One comment writes that while there are hybrid trucks out there he doesn't think an all-electric Toyota Tacoma would be strong enough, but "hey, technology is advancing every day."
"Its a good thing, but for my own selfish reasons, I'd prefer gas", writes another commenter. "I couldn't imagine how stupid I'd feel trying to race a vehicle with no engine sound. The engine making noise has a lot to do with the "intensity" (for lack of a better term) of driving. Without that, it would just be weird trying to drive aggressively with no sound other than tires," he adds.
Tow Capacity and Range
Few other people commented saying their concerns about the towing capacity and the EV range, when it comes to the possibility of having an EV Tacoma. The solution offered was to buy a Toyota Prius and a truck. One to save the planet and the other for work.
"I would be fine with an electric truck, with a few caveats. Range has to be decent, and towing capacity for light duty trailers, along with some power under the "gas" petal. You need some torque and power to tow, so that is the challenge the automakers must overcome," writes James Arnold, whose Toyota Tacoma is pictured in this story. He also added that 100+ miles of range "is sufficient" when it comes to a decent range for a start. "But that's hard to judge, some folks really don't need that much range, but others do," Arnold writes.
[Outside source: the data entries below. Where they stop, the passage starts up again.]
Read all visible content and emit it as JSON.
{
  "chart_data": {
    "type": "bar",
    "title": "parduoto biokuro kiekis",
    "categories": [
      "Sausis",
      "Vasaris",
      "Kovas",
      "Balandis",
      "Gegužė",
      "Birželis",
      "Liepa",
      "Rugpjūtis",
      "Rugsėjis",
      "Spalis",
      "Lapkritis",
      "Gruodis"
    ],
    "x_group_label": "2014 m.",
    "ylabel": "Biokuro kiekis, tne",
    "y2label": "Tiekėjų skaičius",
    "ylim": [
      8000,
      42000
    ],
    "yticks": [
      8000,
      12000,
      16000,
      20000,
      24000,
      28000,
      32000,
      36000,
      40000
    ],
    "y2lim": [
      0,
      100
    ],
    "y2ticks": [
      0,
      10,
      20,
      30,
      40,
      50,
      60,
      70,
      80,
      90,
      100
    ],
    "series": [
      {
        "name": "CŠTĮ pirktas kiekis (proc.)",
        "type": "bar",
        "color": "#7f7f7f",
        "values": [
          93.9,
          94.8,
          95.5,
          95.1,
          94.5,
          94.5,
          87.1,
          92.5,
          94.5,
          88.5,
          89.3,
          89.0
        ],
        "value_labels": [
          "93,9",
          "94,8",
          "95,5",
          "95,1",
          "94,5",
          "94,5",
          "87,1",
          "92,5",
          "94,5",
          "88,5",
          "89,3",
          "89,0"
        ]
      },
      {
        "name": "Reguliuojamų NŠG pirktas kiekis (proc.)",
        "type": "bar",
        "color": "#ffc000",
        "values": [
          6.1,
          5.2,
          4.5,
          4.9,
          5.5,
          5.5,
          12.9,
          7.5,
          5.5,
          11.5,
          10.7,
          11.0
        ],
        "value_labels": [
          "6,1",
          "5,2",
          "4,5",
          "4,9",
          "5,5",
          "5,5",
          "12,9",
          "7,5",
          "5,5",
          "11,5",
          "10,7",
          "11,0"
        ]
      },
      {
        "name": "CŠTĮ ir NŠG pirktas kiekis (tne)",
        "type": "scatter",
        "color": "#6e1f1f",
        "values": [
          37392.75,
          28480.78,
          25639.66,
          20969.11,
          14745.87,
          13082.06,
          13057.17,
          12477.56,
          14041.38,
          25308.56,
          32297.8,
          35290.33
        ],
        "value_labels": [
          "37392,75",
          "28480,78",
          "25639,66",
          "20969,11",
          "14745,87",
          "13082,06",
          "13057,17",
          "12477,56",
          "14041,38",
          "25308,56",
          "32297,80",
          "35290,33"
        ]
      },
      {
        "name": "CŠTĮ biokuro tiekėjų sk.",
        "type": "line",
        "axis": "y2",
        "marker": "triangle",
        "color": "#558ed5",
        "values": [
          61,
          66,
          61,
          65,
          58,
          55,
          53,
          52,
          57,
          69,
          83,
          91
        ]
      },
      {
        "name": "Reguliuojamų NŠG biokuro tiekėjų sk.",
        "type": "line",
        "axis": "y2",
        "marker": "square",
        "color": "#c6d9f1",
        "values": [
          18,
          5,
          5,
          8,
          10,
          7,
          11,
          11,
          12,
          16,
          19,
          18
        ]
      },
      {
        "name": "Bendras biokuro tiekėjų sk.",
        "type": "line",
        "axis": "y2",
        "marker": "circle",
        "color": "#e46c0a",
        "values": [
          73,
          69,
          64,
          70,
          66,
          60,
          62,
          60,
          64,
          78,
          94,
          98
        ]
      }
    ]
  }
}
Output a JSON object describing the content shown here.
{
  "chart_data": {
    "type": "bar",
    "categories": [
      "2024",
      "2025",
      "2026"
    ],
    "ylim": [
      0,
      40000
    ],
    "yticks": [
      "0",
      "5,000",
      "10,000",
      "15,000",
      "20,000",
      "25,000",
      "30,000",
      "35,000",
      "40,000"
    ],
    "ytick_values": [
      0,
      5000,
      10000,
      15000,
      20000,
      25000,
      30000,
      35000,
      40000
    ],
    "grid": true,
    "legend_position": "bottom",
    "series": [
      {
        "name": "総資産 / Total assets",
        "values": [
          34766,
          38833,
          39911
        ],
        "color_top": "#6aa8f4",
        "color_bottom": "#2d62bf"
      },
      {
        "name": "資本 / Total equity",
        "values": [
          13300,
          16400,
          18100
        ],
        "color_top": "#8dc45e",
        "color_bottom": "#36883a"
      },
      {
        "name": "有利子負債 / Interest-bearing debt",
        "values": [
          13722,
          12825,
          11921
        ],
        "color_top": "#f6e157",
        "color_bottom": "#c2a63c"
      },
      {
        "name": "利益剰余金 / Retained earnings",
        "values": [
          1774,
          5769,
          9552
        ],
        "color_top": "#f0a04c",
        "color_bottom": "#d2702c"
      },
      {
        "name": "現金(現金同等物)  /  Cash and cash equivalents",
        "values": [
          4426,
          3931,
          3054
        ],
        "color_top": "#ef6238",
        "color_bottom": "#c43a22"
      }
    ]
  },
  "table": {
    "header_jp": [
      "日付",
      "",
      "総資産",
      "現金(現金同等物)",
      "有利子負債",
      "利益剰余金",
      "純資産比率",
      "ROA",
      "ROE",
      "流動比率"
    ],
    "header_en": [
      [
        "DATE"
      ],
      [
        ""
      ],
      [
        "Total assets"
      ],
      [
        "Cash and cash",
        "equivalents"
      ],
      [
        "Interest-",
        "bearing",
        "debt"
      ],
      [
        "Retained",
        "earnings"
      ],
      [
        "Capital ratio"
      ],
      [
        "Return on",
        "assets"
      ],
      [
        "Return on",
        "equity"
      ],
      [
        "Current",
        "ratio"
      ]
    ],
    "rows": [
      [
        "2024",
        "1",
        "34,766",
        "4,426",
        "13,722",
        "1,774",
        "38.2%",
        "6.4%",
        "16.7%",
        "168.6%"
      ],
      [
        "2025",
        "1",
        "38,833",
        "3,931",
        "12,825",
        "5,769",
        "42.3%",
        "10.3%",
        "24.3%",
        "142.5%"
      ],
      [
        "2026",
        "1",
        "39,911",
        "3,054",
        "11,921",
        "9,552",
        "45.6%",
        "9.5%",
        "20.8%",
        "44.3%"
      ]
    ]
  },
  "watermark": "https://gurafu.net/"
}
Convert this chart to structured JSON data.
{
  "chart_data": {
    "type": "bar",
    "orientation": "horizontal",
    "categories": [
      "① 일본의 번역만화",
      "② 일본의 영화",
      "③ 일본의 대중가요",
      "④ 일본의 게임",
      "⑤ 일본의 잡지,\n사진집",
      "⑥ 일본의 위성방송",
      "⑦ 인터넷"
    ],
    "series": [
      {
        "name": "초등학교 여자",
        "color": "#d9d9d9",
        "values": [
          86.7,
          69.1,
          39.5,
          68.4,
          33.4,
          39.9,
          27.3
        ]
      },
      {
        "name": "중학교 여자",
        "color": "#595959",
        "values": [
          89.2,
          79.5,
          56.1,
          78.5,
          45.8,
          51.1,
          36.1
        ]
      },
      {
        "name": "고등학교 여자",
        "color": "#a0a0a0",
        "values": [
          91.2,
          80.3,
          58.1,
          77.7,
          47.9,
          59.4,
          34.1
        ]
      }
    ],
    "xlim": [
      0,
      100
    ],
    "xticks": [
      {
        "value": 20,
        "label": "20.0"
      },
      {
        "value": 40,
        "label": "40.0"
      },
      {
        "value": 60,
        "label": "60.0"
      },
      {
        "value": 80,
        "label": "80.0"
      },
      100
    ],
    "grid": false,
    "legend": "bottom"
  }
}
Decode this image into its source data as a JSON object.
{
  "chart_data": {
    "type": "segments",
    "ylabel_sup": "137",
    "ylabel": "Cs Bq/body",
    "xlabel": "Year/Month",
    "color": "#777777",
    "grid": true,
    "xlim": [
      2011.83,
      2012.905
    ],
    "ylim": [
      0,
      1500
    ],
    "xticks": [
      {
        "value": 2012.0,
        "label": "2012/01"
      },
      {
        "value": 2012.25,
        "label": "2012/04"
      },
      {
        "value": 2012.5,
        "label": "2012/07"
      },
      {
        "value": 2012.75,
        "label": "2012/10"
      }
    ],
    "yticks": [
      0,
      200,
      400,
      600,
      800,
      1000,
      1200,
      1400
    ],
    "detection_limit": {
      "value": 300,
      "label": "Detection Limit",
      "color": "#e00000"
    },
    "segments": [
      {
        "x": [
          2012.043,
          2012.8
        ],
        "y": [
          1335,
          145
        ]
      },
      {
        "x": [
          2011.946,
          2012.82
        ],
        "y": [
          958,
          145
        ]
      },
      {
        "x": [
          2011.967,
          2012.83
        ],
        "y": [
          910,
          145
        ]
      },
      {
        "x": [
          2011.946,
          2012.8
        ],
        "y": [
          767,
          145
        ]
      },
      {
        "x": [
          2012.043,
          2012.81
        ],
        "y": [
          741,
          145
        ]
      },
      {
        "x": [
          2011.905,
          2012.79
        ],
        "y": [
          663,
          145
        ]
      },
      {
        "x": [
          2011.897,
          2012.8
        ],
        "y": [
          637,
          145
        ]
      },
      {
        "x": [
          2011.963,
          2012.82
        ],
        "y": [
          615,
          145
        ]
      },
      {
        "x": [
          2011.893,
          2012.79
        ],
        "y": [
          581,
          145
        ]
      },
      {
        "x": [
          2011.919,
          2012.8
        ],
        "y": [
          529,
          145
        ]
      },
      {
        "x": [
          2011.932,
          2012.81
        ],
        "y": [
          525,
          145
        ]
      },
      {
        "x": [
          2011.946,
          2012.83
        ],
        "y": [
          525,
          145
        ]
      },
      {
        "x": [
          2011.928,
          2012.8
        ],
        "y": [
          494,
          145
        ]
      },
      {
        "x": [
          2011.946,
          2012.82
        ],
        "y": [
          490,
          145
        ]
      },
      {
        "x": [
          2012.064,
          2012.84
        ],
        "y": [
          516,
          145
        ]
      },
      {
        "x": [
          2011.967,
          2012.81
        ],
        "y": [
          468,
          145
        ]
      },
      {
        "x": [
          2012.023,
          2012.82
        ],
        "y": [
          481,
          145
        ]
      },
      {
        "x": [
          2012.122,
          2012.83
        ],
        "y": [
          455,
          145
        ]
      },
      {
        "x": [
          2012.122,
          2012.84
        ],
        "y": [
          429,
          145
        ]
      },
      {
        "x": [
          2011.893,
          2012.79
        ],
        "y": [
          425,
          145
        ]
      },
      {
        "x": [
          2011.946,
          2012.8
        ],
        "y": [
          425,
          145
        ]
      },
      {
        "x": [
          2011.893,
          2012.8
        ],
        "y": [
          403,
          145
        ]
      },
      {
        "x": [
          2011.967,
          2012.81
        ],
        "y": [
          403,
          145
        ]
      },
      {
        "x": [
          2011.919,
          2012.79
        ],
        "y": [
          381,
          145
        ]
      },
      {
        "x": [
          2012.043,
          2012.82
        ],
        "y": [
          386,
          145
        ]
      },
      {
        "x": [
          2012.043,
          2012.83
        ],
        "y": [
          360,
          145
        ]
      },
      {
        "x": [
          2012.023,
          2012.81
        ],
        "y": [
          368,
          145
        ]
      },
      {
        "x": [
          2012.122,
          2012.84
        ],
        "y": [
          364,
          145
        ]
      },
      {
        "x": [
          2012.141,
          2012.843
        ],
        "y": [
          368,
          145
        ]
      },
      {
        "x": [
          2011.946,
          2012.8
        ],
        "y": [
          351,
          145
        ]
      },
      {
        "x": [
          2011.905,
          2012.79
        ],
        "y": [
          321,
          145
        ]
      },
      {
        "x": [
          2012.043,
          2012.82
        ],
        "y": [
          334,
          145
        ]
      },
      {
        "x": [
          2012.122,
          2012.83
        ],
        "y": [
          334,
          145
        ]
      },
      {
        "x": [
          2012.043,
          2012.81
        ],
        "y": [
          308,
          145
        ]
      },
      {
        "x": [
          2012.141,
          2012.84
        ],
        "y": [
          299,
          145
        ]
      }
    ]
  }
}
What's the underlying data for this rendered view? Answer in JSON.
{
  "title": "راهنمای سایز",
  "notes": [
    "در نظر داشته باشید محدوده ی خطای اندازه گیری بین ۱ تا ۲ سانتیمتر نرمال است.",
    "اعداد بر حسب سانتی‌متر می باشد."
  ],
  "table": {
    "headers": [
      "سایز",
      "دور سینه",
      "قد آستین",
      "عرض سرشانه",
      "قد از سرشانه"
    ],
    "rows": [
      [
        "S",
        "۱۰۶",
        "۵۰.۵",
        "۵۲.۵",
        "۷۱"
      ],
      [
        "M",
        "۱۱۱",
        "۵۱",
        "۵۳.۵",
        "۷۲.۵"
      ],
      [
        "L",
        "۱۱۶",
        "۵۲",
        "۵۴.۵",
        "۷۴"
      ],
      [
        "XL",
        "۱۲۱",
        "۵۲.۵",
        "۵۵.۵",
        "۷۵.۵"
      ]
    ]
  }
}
Some people pointed out to the availability of Lithium Ion batteries, which are already being used to power commercial electric vehicles, such as buses and off-highway cars. But they also questioned the cleanness of battery technology. "The making of most rechargeable batteries is almost as bad as the output of a gas engine. Organic batteries or a way to reuse pollutants or something and I am absolutely sold. Better batteries means faster charging means longer trips with less stops," writes a commenter named Chris. He, though, also acknowledges that his source on the pollution created by the manufacturing of rechargeable batteries is from 2013 and it may be a bit old now. Has the technology of making EV batteries improved, becoming a more clean? How clean is the source electricity put in my truck?
If Tacomas one day went electric it may not be correct to assume that they will be used by regular people. They, or EV trucks in general, will probably be used by fleet companies or cities for which the distance is not an issue. "I could see the first waves of truck style EVs to be fleet operated by cities and governments. There, distance might not be as big an issue. I could even see EVs used in Mining, especially underground where we have an abundance of power and a demand for low emissions. It's going to start somewhere," points Matts in a concluding comment.
What is your opinion? Would you drive an electric Toyota Tacoma if the above-mentioned concerns were addressed? What range would you need to make it acceptable for you?